ABSTRACT VIEW
HYBRID ANALYSIS IN EDUCATION: COMPARING CHATGPT AND HUMAN THEMATIC ANALYSIS OF TEACHERS' RESPONSES ON TECHNOLOGY USE IN SCHOOLS
M. Pentucci1, G. Cioci1, C. Laici2
1 University «d’Annunzio» Chieti-Pescara (ITALY)
2 University of Macerata (ITALY)
This article aims to explore the potential of using Artificial Intelligence (AI) to support analysis methodologies. The conversational process with data (Panciroli & Rivoltella, 2023) can reveal conceptual themes that might elude human interpretation. In the complex contexts of the post-digital era (Jandric et al., 2018) and the post-human paradigm (Bodén et al., 2021), it is timely to reconceptualize educational research as a hybrid system of interactions involving both human and non-human agents (Pentucci, 2022).

We aim to gather teachers' perceptions regarding the use of technologies in classrooms. The questions focus on both the potential for integrating digital resources into classroom teaching and the strategies for addressing the challenges it presents at the secondary education level. The research is guided by the idea of determining whether the integration of digital and virtual elements into daily life, which is increasingly normalized, is also reflected in school contexts, and whether this hybridity can be a valuable resource for educational purposes.

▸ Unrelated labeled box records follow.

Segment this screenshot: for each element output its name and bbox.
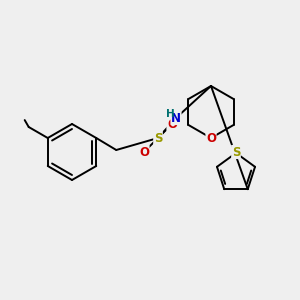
Text: S: S bbox=[232, 146, 240, 158]
Text: N: N bbox=[171, 112, 181, 124]
Text: O: O bbox=[167, 118, 177, 130]
Text: S: S bbox=[154, 131, 162, 145]
Text: O: O bbox=[206, 131, 216, 145]
Text: O: O bbox=[139, 146, 149, 158]
Text: H: H bbox=[166, 109, 174, 119]
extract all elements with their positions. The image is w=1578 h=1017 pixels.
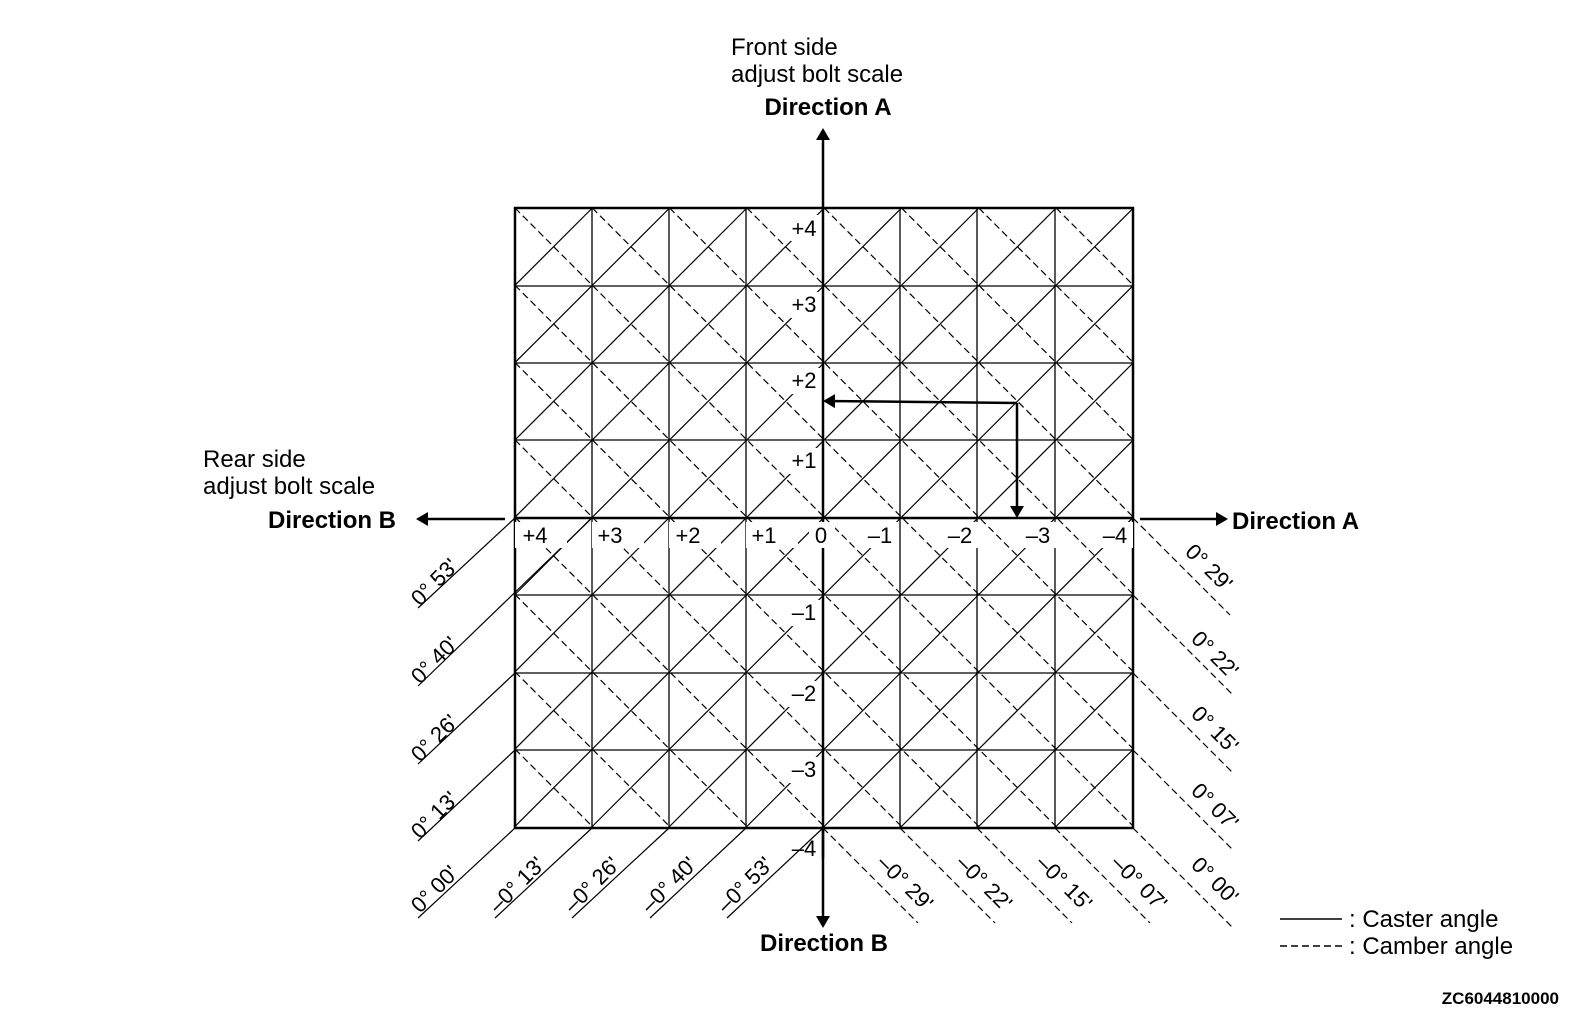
front-scale-ticks: +4 +3 +2 +1 –1 –2 –3 –4 <box>787 215 821 861</box>
x-tick-label: +4 <box>522 523 547 548</box>
y-tick-label: –1 <box>792 600 816 625</box>
camber-angle-label: –0° 07' <box>1106 850 1172 916</box>
y-tick-label: –3 <box>792 757 816 782</box>
caster-leader-line <box>417 827 516 919</box>
y-tick-label: –2 <box>792 681 816 706</box>
y-tick-label: +4 <box>791 216 816 241</box>
caster-leader-line <box>417 672 516 765</box>
camber-angle-label: 0° 22' <box>1186 626 1243 683</box>
camber-leader-line <box>899 827 996 924</box>
caster-leader-line <box>417 749 516 842</box>
caster-angle-line <box>590 285 1134 829</box>
caster-angle-label: –0° 26' <box>559 852 625 918</box>
camber-angle-line <box>514 748 595 829</box>
camber-angle-line <box>746 207 1134 595</box>
camber-leader-line <box>1132 672 1233 773</box>
x-tick-label: –1 <box>868 523 892 548</box>
caster-angle-label: 0° 00' <box>406 860 463 917</box>
example-arrow-to-front-scale <box>823 394 1018 409</box>
camber-angle-line <box>514 439 904 829</box>
caster-angle-line <box>514 207 825 518</box>
x-tick-label: +1 <box>751 523 776 548</box>
figure-code: ZC6044810000 <box>1442 989 1559 1008</box>
camber-angle-label: 0° 07' <box>1186 778 1243 835</box>
camber-angle-line <box>514 284 1059 829</box>
caster-angle-label: 0° 26' <box>406 709 463 766</box>
caster-angle-line <box>514 207 748 441</box>
caster-angle-line <box>514 207 593 286</box>
x-tick-label: –3 <box>1026 523 1050 548</box>
x-tick-label: +3 <box>597 523 622 548</box>
camber-angle-line <box>591 207 1134 750</box>
legend: : Caster angle : Camber angle <box>1280 906 1513 960</box>
caster-angle-line <box>514 207 1057 750</box>
camber-leader-line <box>1132 749 1233 850</box>
y-tick-label: +3 <box>791 292 816 317</box>
caster-angle-label: –0° 13' <box>484 852 550 918</box>
front-scale-title-line1: Front side <box>731 34 838 61</box>
front-scale-title-line2: adjust bolt scale <box>731 61 903 88</box>
caster-angle-label: –0° 40' <box>636 852 702 918</box>
camber-angle-line <box>514 594 749 829</box>
rear-scale-ticks: +4 +3 +2 +1 0 –1 –2 –3 –4 <box>515 522 1133 548</box>
caster-angle-line <box>667 362 1134 829</box>
rear-scale-title-line1: Rear side <box>203 446 306 473</box>
x-tick-label: –4 <box>1103 523 1127 548</box>
camber-angle-label: –0° 29' <box>872 850 938 916</box>
caster-angle-label: 0° 53' <box>406 553 463 610</box>
y-tick-label: +2 <box>791 368 816 393</box>
angle-lines <box>417 207 1233 928</box>
rear-scale-title-line2: adjust bolt scale <box>203 473 375 500</box>
caster-angle-label: 0° 40' <box>406 631 463 688</box>
camber-angle-line <box>514 671 672 829</box>
caster-leader-line <box>494 827 593 919</box>
caster-leader-line <box>417 517 516 609</box>
camber-leader-line <box>1132 517 1231 616</box>
camber-angle-label: 0° 00' <box>1186 852 1243 909</box>
caster-angle-line <box>1054 749 1134 829</box>
camber-leader-line <box>822 827 919 924</box>
caster-angle-line <box>899 594 1134 829</box>
direction-b-bottom-label: Direction B <box>760 930 888 957</box>
y-tick-label: +1 <box>791 448 816 473</box>
direction-b-left-label: Direction B <box>268 507 396 534</box>
camber-angle-label: –0° 22' <box>951 850 1017 916</box>
caster-leader-line <box>571 827 670 919</box>
caster-leader-line <box>649 827 747 919</box>
caster-angle-line <box>976 671 1134 829</box>
legend-caster-label: : Caster angle <box>1349 906 1498 933</box>
legend-camber-label: : Camber angle <box>1349 933 1513 960</box>
camber-angle-line <box>514 207 1134 827</box>
caster-angle-line <box>514 207 980 673</box>
caster-angle-line <box>514 207 671 364</box>
camber-angle-line <box>1055 207 1134 286</box>
x-tick-label: +2 <box>675 523 700 548</box>
caster-leader-line <box>726 827 824 919</box>
camber-angle-line <box>978 207 1134 363</box>
camber-angle-line <box>514 516 827 829</box>
y-tick-label: –4 <box>792 836 816 861</box>
camber-leader-line <box>1132 594 1233 695</box>
caster-angle-label: 0° 13' <box>406 786 463 843</box>
x-tick-label: 0 <box>815 523 827 548</box>
caster-angle-line <box>822 517 1134 829</box>
caster-angle-label: –0° 53' <box>712 852 778 918</box>
camber-leader-line <box>1132 827 1233 928</box>
camber-angle-line <box>823 207 1134 518</box>
x-tick-label: –2 <box>948 523 972 548</box>
direction-a-right-label: Direction A <box>1232 508 1359 535</box>
camber-angle-label: 0° 29' <box>1180 539 1237 596</box>
camber-leader-line <box>976 827 1073 924</box>
camber-leader-line <box>1054 827 1151 924</box>
camber-angle-label: 0° 15' <box>1186 701 1243 758</box>
direction-a-top-label: Direction A <box>764 94 891 121</box>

In line with the topic, we intend to apply the principle of hybridity to our research methodologies. Specifically, we will compare two modes of analysis applied to a corpus of N=1023 teachers' responses on digital education: Reflexive Thematic Analysis according to Braun and Clarke’s model (2022), and an automated analysis conducted by a pre-trained generative system (ChatGPT - OpenAI). The latter involves structuring a prompt to extract main themes from the corpus (Wang et al., 2023).

Our objectives are twofold:
a) to employ the chatbot as a research assistant (Davies, 2023; Kooli, 2023) to reduce time and complexity, and to provide a confirmatory function for our analysis;
b) to explore the possibility of partially revealing the subjective influence of the researcher’s biases in the grounded analysis process (Chello, 2023; Glaser & Strauss, 2009).

Keywords: Artificial intelligence, Education Technology, Post-digital, Hibridity, Thematic Analysis.